А тут, как раз, подоспела командировка по одному из бесчисленных скандальных дел моего клиента, не самого пунктуального в части выплат, зато самого щедрого. В скандальности дела не было ничего удивительного: других у заказчика и не водилось. Я сел в самолёт, и мне уже было не до «Канады»: гонорары-то надо отрабатывать даже по безнадёжным делам. «Бодался» я за тысячи километров от родного дома, хоть и в одиночку, но героически «до последнего патрона», каковым и «добил» истца по делу. По возвращению домой я заслужил очередную порцию хвалебных отзывов и даже незначительную прибавку к «денежному содержанию». Всё это вкупе никак не способствовало движению мыслей в направлении Канады. И со временем тема перешла в разряд глубокого прошлого которого, быть может, и вовсе не было
Приземляемся в Монреале, но увидеть город мне удаётся лишь в пределах аэропорта: борт на Калгари вылетает уже через полчаса. Калгари это, мягко говоря, не совсем рядом: на другом конце страны, километрах в трёхстах южнее Эдмонтона. Приземляемся ещё раз. Нас уже ждут: надеюсь, что это не «двое с носилками и один с топором». Грузимся в приличный с виду автобус, типа немецкого «МАН», которые ходят у нас на междугородных линиях, и сразу же отправляемся в город. А, может, через город кто его знает?

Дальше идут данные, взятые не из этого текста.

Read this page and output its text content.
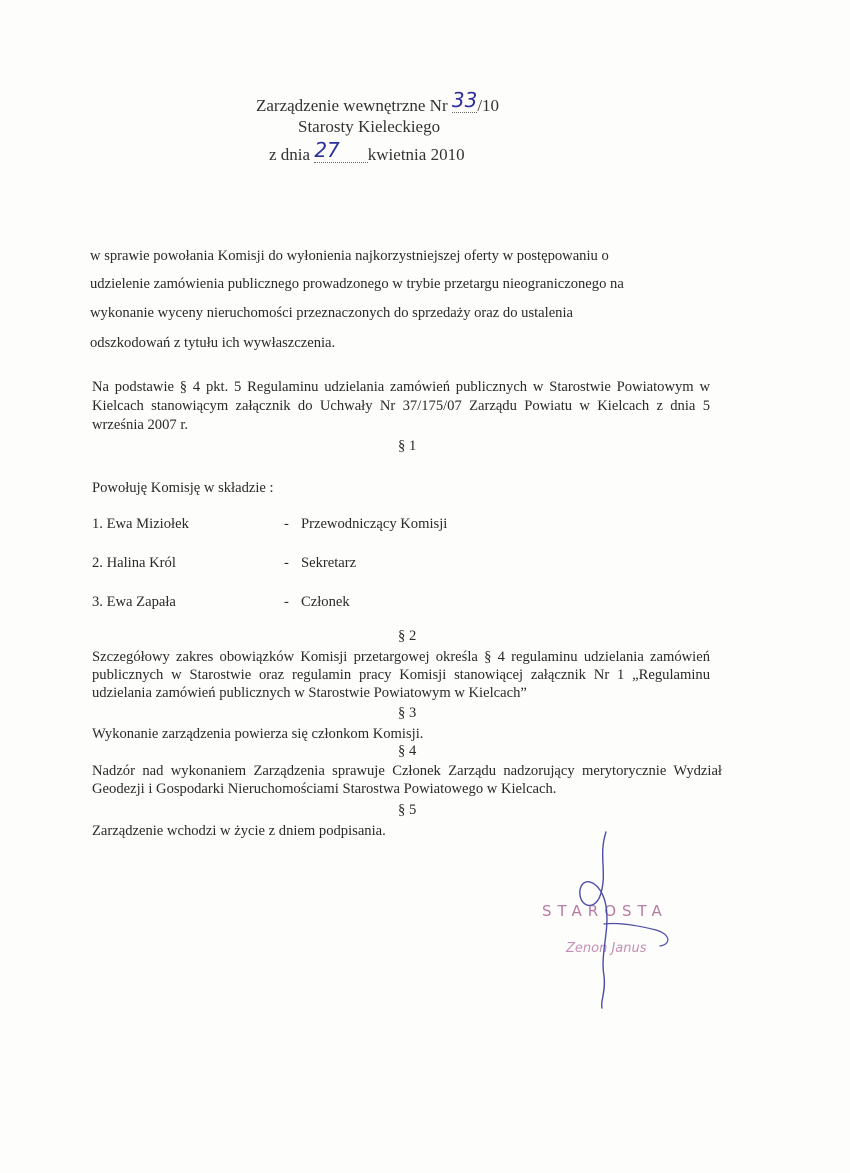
Zarządzenie wewnętrzne Nr 33/10
Starosty Kieleckiego
z dnia 27 kwietnia 2010
w sprawie powołania Komisji do wyłonienia najkorzystniejszej oferty w postępowaniu o
udzielenie zamówienia publicznego prowadzonego w trybie przetargu nieograniczonego na
wykonanie wyceny nieruchomości przeznaczonych do sprzedaży oraz do ustalenia
odszkodowań z tytułu ich wywłaszczenia.
Na podstawie § 4 pkt. 5 Regulaminu udzielania zamówień publicznych w Starostwie Powiatowym w Kielcach stanowiącym załącznik do Uchwały Nr 37/175/07 Zarządu Powiatu w Kielcach z dnia 5 września 2007 r.
§ 1
Powołuję Komisję w składzie :
1. Ewa Miziołek	- Przewodniczący Komisji
2. Halina Król	- Sekretarz
3. Ewa Zapała	- Członek
§ 2
Szczegółowy zakres obowiązków Komisji przetargowej określa § 4 regulaminu udzielania zamówień publicznych w Starostwie oraz regulamin pracy Komisji stanowiącej załącznik Nr 1 „Regulaminu udzielania zamówień publicznych w Starostwie Powiatowym w Kielcach”
§ 3
Wykonanie zarządzenia powierza się członkom Komisji.
§ 4
Nadzór nad wykonaniem Zarządzenia sprawuje Członek Zarządu nadzorujący merytorycznie Wydział Geodezji i Gospodarki Nieruchomościami Starostwa Powiatowego w Kielcach.
§ 5
Zarządzenie wchodzi w życie z dniem podpisania.
STAROSTA
Zenon Janus
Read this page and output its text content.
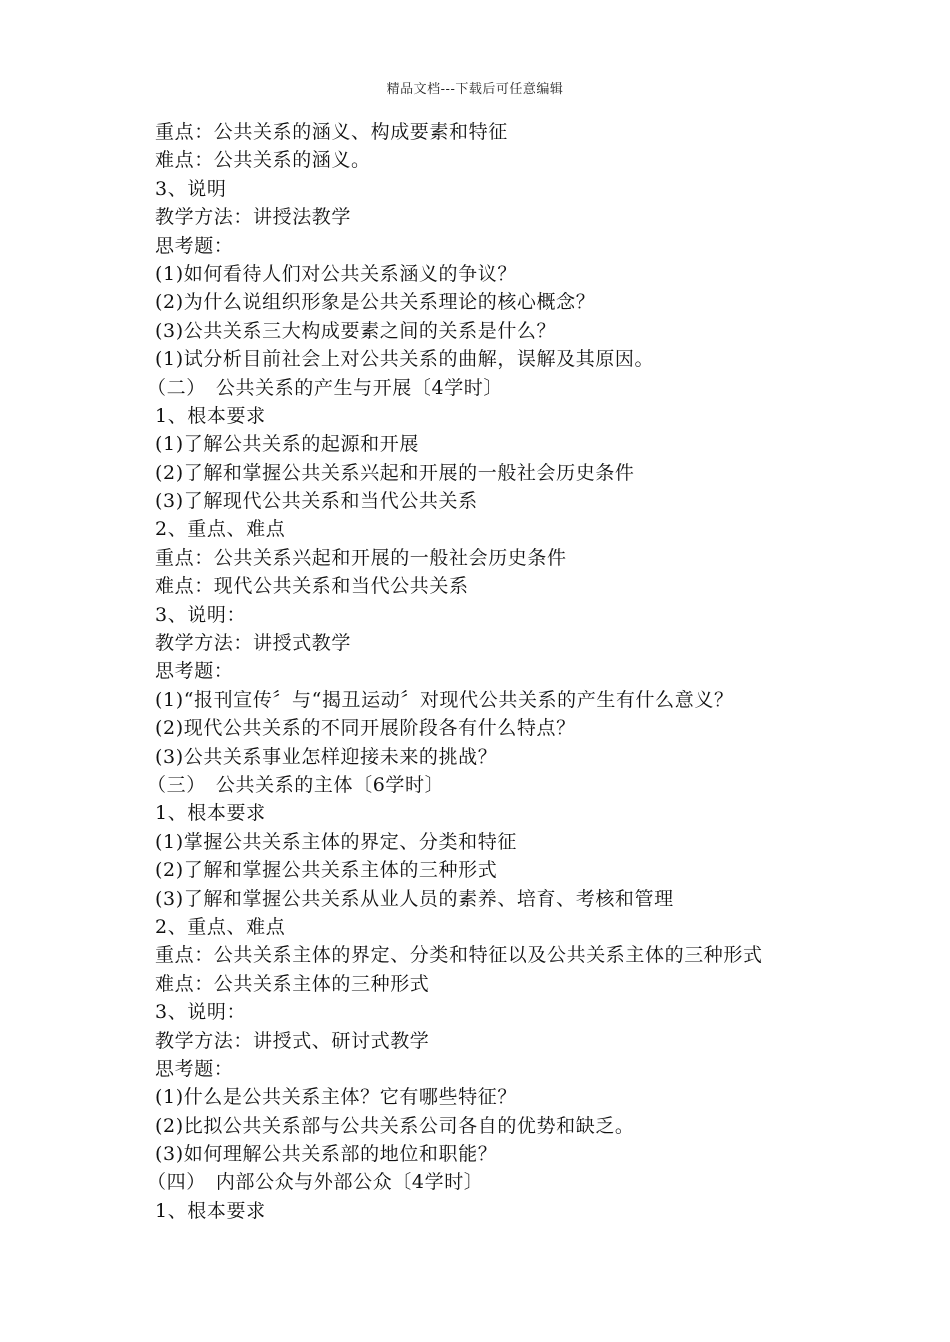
精品文档---下载后可任意编辑
重点：公共关系的涵义、构成要素和特征
难点：公共关系的涵义。
3、说明
教学方法：讲授法教学
思考题：
(1)如何看待人们对公共关系涵义的争议？
(2)为什么说组织形象是公共关系理论的核心概念？
(3)公共关系三大构成要素之间的关系是什么？
(1)试分析目前社会上对公共关系的曲解，误解及其原因。
（二）　公共关系的产生与开展〔4学时〕
1、根本要求
(1)了解公共关系的起源和开展
(2)了解和掌握公共关系兴起和开展的一般社会历史条件
(3)了解现代公共关系和当代公共关系
2、重点、难点
重点：公共关系兴起和开展的一般社会历史条件
难点：现代公共关系和当代公共关系
3、说明：
教学方法：讲授式教学
思考题：
(1)“报刊宣传〞与“揭丑运动〞对现代公共关系的产生有什么意义？
(2)现代公共关系的不同开展阶段各有什么特点？
(3)公共关系事业怎样迎接未来的挑战？
（三）　公共关系的主体〔6学时〕
1、根本要求
(1)掌握公共关系主体的界定、分类和特征
(2)了解和掌握公共关系主体的三种形式
(3)了解和掌握公共关系从业人员的素养、培育、考核和管理
2、重点、难点
重点：公共关系主体的界定、分类和特征以及公共关系主体的三种形式
难点：公共关系主体的三种形式
3、说明：
教学方法：讲授式、研讨式教学
思考题：
(1)什么是公共关系主体？它有哪些特征？
(2)比拟公共关系部与公共关系公司各自的优势和缺乏。
(3)如何理解公共关系部的地位和职能？
（四）　内部公众与外部公众〔4学时〕
1、根本要求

Что сказать по первому впечатлению? Город игрушка: чистенький, ровненький, аккуратненький. До сего времени я знал о нём лишь то, что в восемьдесят восьмом он был местом проведения зимней Олимпиады. Но тогда я смотрел только соревнования и на виды города видов не имел. Мне отчего-то представлялось, что это современная деревня, как и все олимпийские столицы до него. Оказывается, я ошибался: по части небоскрёбов Калгари ничем не уступает американским городам-миллионникам из числа тех, которых я видел, разумеется, только по телевизору. Даже в количестве небоскрёбов я не вижу большой разницы: не Нью-Йорк, конечно, но и не хуже Атланты с Хьюстоном. А Калгари Тауэр со своими ста девяноста метрами «роста» может составить достойную конкуренцию самой Эмпайр Стейт билдинг.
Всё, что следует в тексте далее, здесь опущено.